Costs where relief is granted

Indemnity basis

CB Patel & PC Patel v K&J Restaurants Ltd [2010] EWCA Civ 1211

In this case the court was concerned with breaches of the immmoral user covenant and the alienation covenant. Relief was granted upon terms, which included the payment of costs.

The Court of Appeal held that, in the absence of special circumstances, landlords should receive their costs on an indemnity basis where the tenant successfully applies for relief from forfeiture, notwithstanding comments to the contrary by Lord Templeman in Billson v Residential Apartments Ltd (No 1) [1992] 1 AC 494 at 541 (see paras 98 to 104 of this case). Lord Templeman had misunderstood the effect of an order for indemnity costs. At para 98 and 99:

"In Billson v Residential Apartments Ltd (No 1) … Lord Templeman held that it was wrong to award costs on the indemnity basis against a tenant who failed in his application for relief against forfeiture. He also deprecated the imposition of a term for obtaining relief as to the payment of indemnity costs, as a general practice. He said:

'But it seems to me that in principle a tenant should not be at the mercy of an order made by a judge who has no means of knowing the effect of the order and imposes no impartial criterion by which costs can be taxed down.’”

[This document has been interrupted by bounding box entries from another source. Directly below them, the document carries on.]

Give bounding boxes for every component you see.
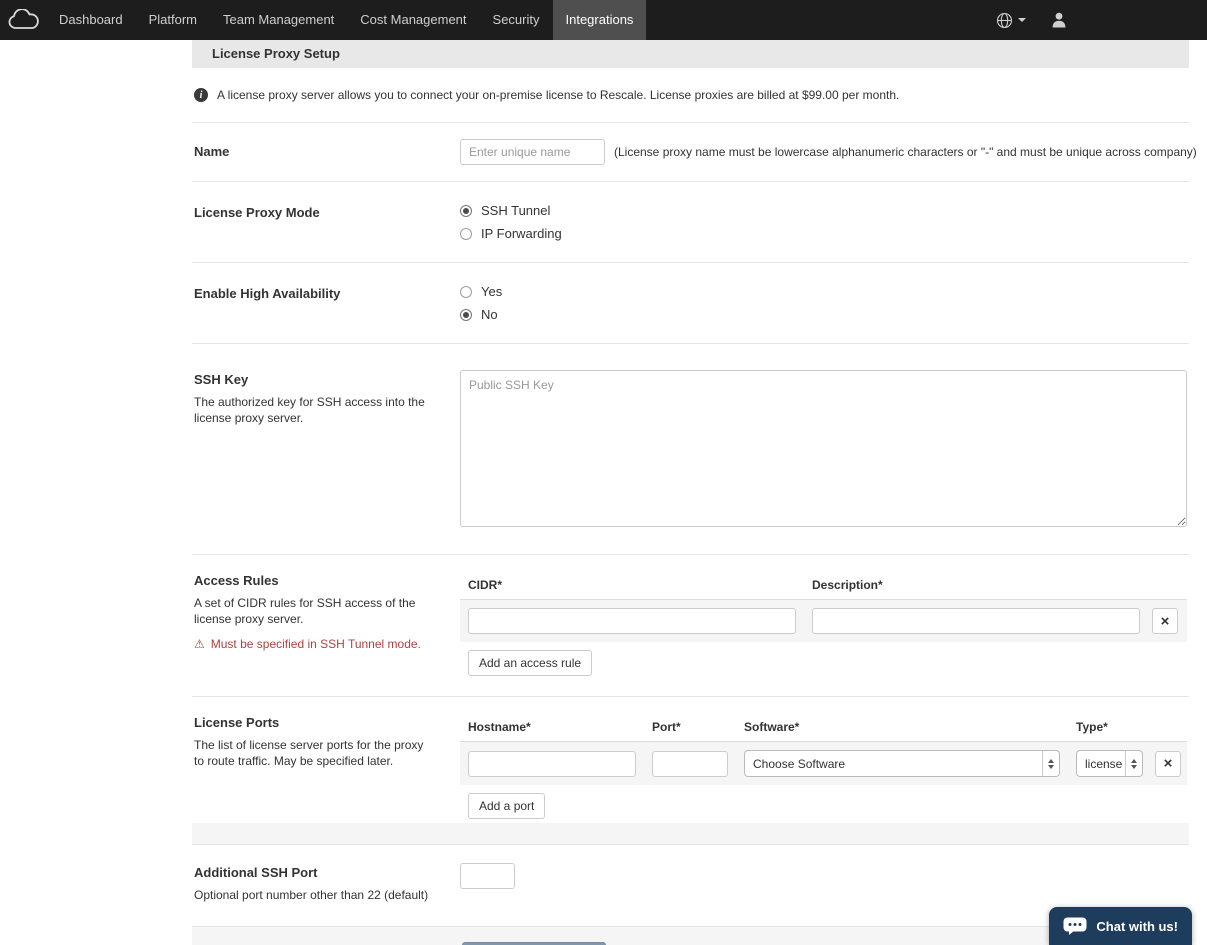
- access-rules-warning-text: Must be specified in SSH Tunnel mode.: [210, 636, 421, 651]
- remove-column-header: [1148, 571, 1187, 600]
- caret-down-icon: [1018, 18, 1026, 22]
- language-dropdown[interactable]: [983, 0, 1039, 40]
- nav-team-management[interactable]: Team Management: [210, 0, 347, 40]
- globe-icon: [996, 12, 1013, 28]
- add-access-rule-button[interactable]: Add an access rule: [468, 650, 593, 676]
- license-ports-label: License Ports: [194, 715, 280, 730]
- warning-icon: ⚠: [194, 636, 205, 651]
- additional-ssh-port-label: Additional SSH Port: [194, 865, 318, 880]
- close-icon: ×: [1163, 755, 1173, 772]
- radio-ssh-tunnel[interactable]: SSH Tunnel: [460, 203, 1189, 218]
- license-proxy-mode-label: License Proxy Mode: [194, 205, 320, 220]
- cloud-logo-icon: [8, 9, 39, 29]
- radio-unselected-icon: [460, 285, 472, 298]
- access-rule-description-input[interactable]: [812, 608, 1140, 634]
- high-availability-row: Enable High Availability Yes No: [192, 263, 1189, 344]
- hostname-input[interactable]: [468, 750, 636, 777]
- license-proxy-setup-panel: License Proxy Setup i A license proxy se…: [192, 40, 1197, 945]
- nav-dashboard[interactable]: Dashboard: [46, 0, 136, 40]
- user-menu[interactable]: [1039, 0, 1079, 40]
- nav-platform[interactable]: Platform: [136, 0, 210, 40]
- cidr-input[interactable]: [468, 608, 796, 634]
- name-help-text: (License proxy name must be lowercase al…: [614, 145, 1197, 159]
- page-title: License Proxy Setup: [192, 40, 1189, 68]
- user-icon: [1052, 12, 1066, 28]
- ssh-key-description: The authorized key for SSH access into t…: [194, 395, 425, 425]
- high-availability-label: Enable High Availability: [194, 286, 341, 301]
- ssh-key-textarea[interactable]: [460, 370, 1187, 527]
- additional-ssh-port-row: Additional SSH Port Optional port number…: [192, 845, 1189, 927]
- navbar-right: [983, 0, 1207, 40]
- software-select[interactable]: Choose Software: [744, 750, 1060, 777]
- additional-ssh-port-input[interactable]: [460, 863, 515, 889]
- rescale-logo[interactable]: [0, 0, 46, 40]
- access-rules-label: Access Rules: [194, 573, 279, 588]
- radio-ssh-tunnel-label: SSH Tunnel: [481, 203, 551, 218]
- name-input[interactable]: [460, 139, 605, 165]
- remove-access-rule-button[interactable]: ×: [1152, 608, 1178, 634]
- type-column-header: Type*: [1068, 713, 1151, 742]
- radio-ha-no-label: No: [481, 307, 498, 322]
- software-column-header: Software*: [736, 713, 1068, 742]
- radio-ha-yes[interactable]: Yes: [460, 284, 1189, 299]
- radio-ha-yes-label: Yes: [481, 284, 503, 299]
- nav-cost-management[interactable]: Cost Management: [347, 0, 479, 40]
- license-proxy-mode-row: License Proxy Mode SSH Tunnel IP Forward…: [192, 182, 1189, 263]
- license-ports-row: License Ports The list of license server…: [192, 697, 1189, 823]
- add-port-button[interactable]: Add a port: [468, 793, 546, 819]
- name-label: Name: [194, 144, 230, 159]
- remove-column-header: [1151, 713, 1187, 742]
- software-select-value: Choose Software: [753, 756, 846, 771]
- access-rules-row: Access Rules A set of CIDR rules for SSH…: [192, 555, 1189, 697]
- form-actions: Launch License Proxy: [192, 926, 1189, 945]
- license-port-table-row: Choose Software license ×: [460, 741, 1187, 785]
- radio-ha-no[interactable]: No: [460, 307, 1189, 322]
- info-icon: i: [194, 88, 208, 102]
- select-arrows-icon: [1042, 751, 1059, 776]
- hostname-column-header: Hostname*: [460, 713, 644, 742]
- cidr-column-header: CIDR*: [460, 571, 804, 600]
- license-ports-description: The list of license server ports for the…: [194, 738, 424, 768]
- remove-license-port-button[interactable]: ×: [1155, 750, 1181, 777]
- radio-selected-icon: [460, 204, 472, 217]
- license-ports-footer-strip: [192, 823, 1189, 845]
- intro-text: A license proxy server allows you to con…: [217, 88, 900, 102]
- access-rules-warning: ⚠ Must be specified in SSH Tunnel mode.: [194, 637, 460, 651]
- radio-unselected-icon: [460, 227, 472, 240]
- port-input[interactable]: [652, 750, 728, 777]
- intro-note: i A license proxy server allows you to c…: [192, 68, 1189, 123]
- license-ports-table: Hostname* Port* Software* Type* Choose S…: [460, 713, 1187, 785]
- access-rules-table: CIDR* Description* ×: [460, 571, 1187, 642]
- chat-label: Chat with us!: [1096, 918, 1178, 934]
- ssh-key-row: SSH Key The authorized key for SSH acces…: [192, 344, 1189, 555]
- radio-selected-icon: [460, 308, 472, 321]
- select-arrows-icon: [1125, 751, 1142, 776]
- top-navbar: Dashboard Platform Team Management Cost …: [0, 0, 1207, 40]
- access-rule-table-row: ×: [460, 599, 1187, 642]
- description-column-header: Description*: [804, 571, 1148, 600]
- close-icon: ×: [1160, 612, 1170, 630]
- port-column-header: Port*: [644, 713, 736, 742]
- nav-integrations[interactable]: Integrations: [552, 0, 647, 40]
- chat-bubble-icon: [1063, 917, 1087, 935]
- primary-nav: Dashboard Platform Team Management Cost …: [46, 0, 647, 40]
- name-row: Name (License proxy name must be lowerca…: [192, 123, 1197, 182]
- radio-ip-forwarding[interactable]: IP Forwarding: [460, 226, 1189, 241]
- radio-ip-forwarding-label: IP Forwarding: [481, 226, 562, 241]
- type-select-value: license: [1085, 756, 1123, 771]
- chat-widget[interactable]: Chat with us!: [1049, 907, 1192, 945]
- additional-ssh-port-description: Optional port number other than 22 (defa…: [194, 888, 429, 902]
- type-select[interactable]: license: [1076, 750, 1143, 777]
- nav-security[interactable]: Security: [480, 0, 553, 40]
- ssh-key-label: SSH Key: [194, 372, 249, 387]
- access-rules-description: A set of CIDR rules for SSH access of th…: [194, 596, 416, 626]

That suggests that Lord Templeman may have misunderstood the effect of an order for the payment of costs on the indemnity basis. Such an order does permit the taxation of costs and provides impartial criteria for the determination of the amount payable. Before 1999 the criterion was set out in RSC Order 62 rule 12(2). Now it is to be found in CPR Part 44 rule 44.4(1) and (3)."

And at para 104:

"I have come to the conclusion that the indemnity basis should apply as a general principle, despite what Lord Templeman said, and that there is nothing in the circumstances of the present case to make it appropriate either to adopt the standard basis or to disallow some part of the Claimants' costs. As it seems to me, the factors which led the Court of Appeal in Egerton v Jones to decide in favour of a more generous basis of costs than party and party (which seems to me to be the equivalent of the modern standard basis) are still relevant as a general principle, and that normally this should require that the applicant for relief should pay the landlord's costs on the indemnity basis, rather than only on the standard basis. I therefore consider that should be required to pay the Claimants' costs of the proceedings at first instance on the indemnity basis as a condition of obtaining relief against forfeiture."


Payment of costs as a condition of relief

Publicly funded defendant

Crisp v Eastaugh

[2007] EWCA Civ 638 Arden LJ at para 27:

    "At the time when the judge gave his judgment Mr Eastaugh was publicly funded. He is no longer publicly funded. However, it is clear from the judge's findings that Mr Eastaugh is entitled to not insubstantial assets. In my judgment, nothing in Section 11 of the Access to Justice Act 1999, which protects publicly funded litigants, prevents this court from providing that as a condition of obtaining relief from forfeiture Mr Eastaugh should pay not merely the costs which could be ordered against him under Section 11, but the difference between those costs and the percentage of the costs which the Landlord has incurred. In my judgment it would be fair, in these circumstances, to make an order to that effect for the reasons that I have given. In concluding that relief from forfeiture should be given, I take into account that the sums due to Mr Crisp are relatively minor and in addition that the lease has a considerable period yet to run."